On 16/09/16 10:02, Richard Biener wrote:
On Fri, Sep 16, 2016 at 10:40 AM, Kyrill Tkachov
<kyrylo.tkac...@foss.arm.com> wrote:
Hi all,
Currently the functions:
int f1(int x, int t)
{
if (x == -1 || x == -2)
t = 1;
return t;
}
int f2(int x, int t)
{
if (x == -1 || x == -2)
return 1;
return t;
}
generate different code on AArch64 even though they have identical
functionality:
f1:
add w0, w0, 2
cmp w0, 1
csinc w0, w1, wzr, hi
ret
f2:
cmn w0, #2
csinc w0, w1, wzr, cc
ret
The problem is that f2 performs the comparison (LTU w0 -2)
whereas f1 performs (GTU (PLUS w0 2) 1). I think it is possible to simplify
the f1 form
to the f2 form with the simplify-rtx.c rule added in this patch. With this
patch the
codegen for both f1 and f2 on aarch64 at -O2 is identical (CMN, CSINC).
Bootstrapped and tested on arm-none-linux-gnueabihf, aarch64-none-linux-gnu,
x86_64.
What do you think? Is this a correct generalisation of this issue?
If so, ok for trunk?
Do you see a difference on the GIMPLE level? If so, this kind of
transform looks
appropriate there, too.
The GIMPLE for the two functions looks almost identical:
f1 (intD.7 xD.3078, intD.7 tD.3079)
{
intD.7 x_4(D) = xD.3078;
intD.7 t_5(D) = tD.3079;
unsigned int x.0_1;
unsigned int _2;
x.0_1 = (unsigned int) x_4(D);
_2 = x.0_1 + 2;
if (_2 <= 1)
goto <bb 3>;
else
goto <bb 4>;
;; basic block 3, loop depth 0, count 0, freq 3977, maybe hot
;; basic block 4, loop depth 0, count 0, freq 10000, maybe hot
# t_3 = PHI <t_5(D)(2), 1(3)>
return t_3;
}
f2 (intD.7 xD.3082, intD.7 tD.3083)
{
intD.7 x_4(D) = xD.3082;
intD.7 t_5(D) = tD.3083;
unsigned int x.1_1;
unsigned int _2;
intD.7 _3;
x.1_1 = (unsigned int) x_4(D);
_2 = x.1_1 + 2;
if (_2 <= 1)
goto <bb 4>;
else
goto <bb 3>;
;; basic block 3, loop depth 0, count 0, freq 6761, maybe hot
;; basic block 4, loop depth 0, count 0, freq 10000, maybe hot
# _3 = PHI <1(2), t_5(D)(3)>
return _3;
}
So at GIMPLE level we see a (x + 2 <=u 1) in both cases but with slightly
different CFG. RTL-level transformations (ce1) bring it to the pre-combine RTL
where one does (LTU w0 -2) and the other does (GTU (PLUS w0 2) 1).

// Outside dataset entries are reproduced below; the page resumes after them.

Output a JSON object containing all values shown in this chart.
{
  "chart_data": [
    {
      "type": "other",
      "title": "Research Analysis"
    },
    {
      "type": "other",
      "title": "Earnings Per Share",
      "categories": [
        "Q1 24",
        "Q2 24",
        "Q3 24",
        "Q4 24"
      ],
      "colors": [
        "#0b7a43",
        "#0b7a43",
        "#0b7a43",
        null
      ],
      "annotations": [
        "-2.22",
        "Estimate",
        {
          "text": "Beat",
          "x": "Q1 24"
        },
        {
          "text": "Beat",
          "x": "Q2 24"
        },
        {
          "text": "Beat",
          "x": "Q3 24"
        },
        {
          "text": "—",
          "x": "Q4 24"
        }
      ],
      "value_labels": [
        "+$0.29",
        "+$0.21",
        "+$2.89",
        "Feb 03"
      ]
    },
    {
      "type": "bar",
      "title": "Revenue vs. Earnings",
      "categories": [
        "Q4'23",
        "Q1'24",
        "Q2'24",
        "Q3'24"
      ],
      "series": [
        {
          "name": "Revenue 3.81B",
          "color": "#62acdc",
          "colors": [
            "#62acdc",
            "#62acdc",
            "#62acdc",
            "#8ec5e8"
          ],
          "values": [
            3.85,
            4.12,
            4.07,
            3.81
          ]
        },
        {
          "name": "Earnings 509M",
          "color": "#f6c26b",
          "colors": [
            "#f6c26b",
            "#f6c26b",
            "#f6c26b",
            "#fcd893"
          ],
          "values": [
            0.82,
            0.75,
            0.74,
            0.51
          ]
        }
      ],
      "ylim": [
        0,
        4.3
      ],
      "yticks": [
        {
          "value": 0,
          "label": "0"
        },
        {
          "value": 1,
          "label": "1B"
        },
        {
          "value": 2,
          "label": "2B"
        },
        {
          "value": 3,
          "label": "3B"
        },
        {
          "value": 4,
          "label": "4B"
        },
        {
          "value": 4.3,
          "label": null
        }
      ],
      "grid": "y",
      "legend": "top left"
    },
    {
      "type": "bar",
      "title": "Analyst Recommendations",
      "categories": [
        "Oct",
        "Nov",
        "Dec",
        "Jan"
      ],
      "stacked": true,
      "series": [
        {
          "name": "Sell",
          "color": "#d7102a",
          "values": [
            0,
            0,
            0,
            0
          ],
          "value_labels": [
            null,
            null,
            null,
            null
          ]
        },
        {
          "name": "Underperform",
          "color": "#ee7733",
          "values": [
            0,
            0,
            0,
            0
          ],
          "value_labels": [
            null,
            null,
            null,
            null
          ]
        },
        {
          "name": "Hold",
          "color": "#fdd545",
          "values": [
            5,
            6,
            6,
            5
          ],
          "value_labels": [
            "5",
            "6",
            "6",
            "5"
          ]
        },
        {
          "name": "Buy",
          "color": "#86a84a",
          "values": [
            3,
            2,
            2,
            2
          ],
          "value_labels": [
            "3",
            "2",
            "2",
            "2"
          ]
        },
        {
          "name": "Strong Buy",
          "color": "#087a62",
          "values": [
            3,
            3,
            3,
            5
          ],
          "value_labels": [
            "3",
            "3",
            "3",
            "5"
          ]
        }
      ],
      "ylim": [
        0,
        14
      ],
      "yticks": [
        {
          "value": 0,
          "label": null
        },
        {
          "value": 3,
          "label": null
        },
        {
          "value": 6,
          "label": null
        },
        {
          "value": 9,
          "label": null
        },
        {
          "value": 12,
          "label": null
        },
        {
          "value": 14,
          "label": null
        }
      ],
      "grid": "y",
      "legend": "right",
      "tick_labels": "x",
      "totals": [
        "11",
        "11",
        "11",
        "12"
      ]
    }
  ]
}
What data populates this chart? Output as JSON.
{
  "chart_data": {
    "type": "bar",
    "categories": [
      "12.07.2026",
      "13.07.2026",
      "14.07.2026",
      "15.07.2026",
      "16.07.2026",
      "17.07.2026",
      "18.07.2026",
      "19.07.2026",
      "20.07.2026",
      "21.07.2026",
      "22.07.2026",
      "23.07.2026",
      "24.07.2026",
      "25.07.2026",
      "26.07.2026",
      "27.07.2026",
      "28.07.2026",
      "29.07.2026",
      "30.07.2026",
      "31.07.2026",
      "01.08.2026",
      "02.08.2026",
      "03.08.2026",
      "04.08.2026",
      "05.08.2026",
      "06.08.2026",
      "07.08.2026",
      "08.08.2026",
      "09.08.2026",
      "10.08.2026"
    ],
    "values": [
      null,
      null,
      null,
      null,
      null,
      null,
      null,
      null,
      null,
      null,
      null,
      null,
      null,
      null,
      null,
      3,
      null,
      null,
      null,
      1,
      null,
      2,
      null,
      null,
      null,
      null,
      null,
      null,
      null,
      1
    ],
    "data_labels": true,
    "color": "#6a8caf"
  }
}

So the differences start at RTL level, so I think we need this transformation
there.
However, for the testcase:
unsigned int
foo (unsigned int a, unsigned int b)
{
return (a + 2) > 1;
}
The differences do appear at GIMPLE level, so I think a match.pd pattern would
help here.
I'll look into adding one there as well, but that would be independent of this
patch.
Thanks,
Kyrill
Richard.
Thanks,
Kyrill
2016-09-16 Kyrylo Tkachov <kyrylo.tkac...@arm.com>
* simplify-rtx.c (simplify_relational_operation_1): Add transformation
(GTU (PLUS a C) (C - 1)) --> (LTU a -C).
2016-09-16 Kyrylo Tkachov <kyrylo.tkac...@arm.com>
* gcc.target/aarch64/gtu_to_ltu_cmp_1.c: New test.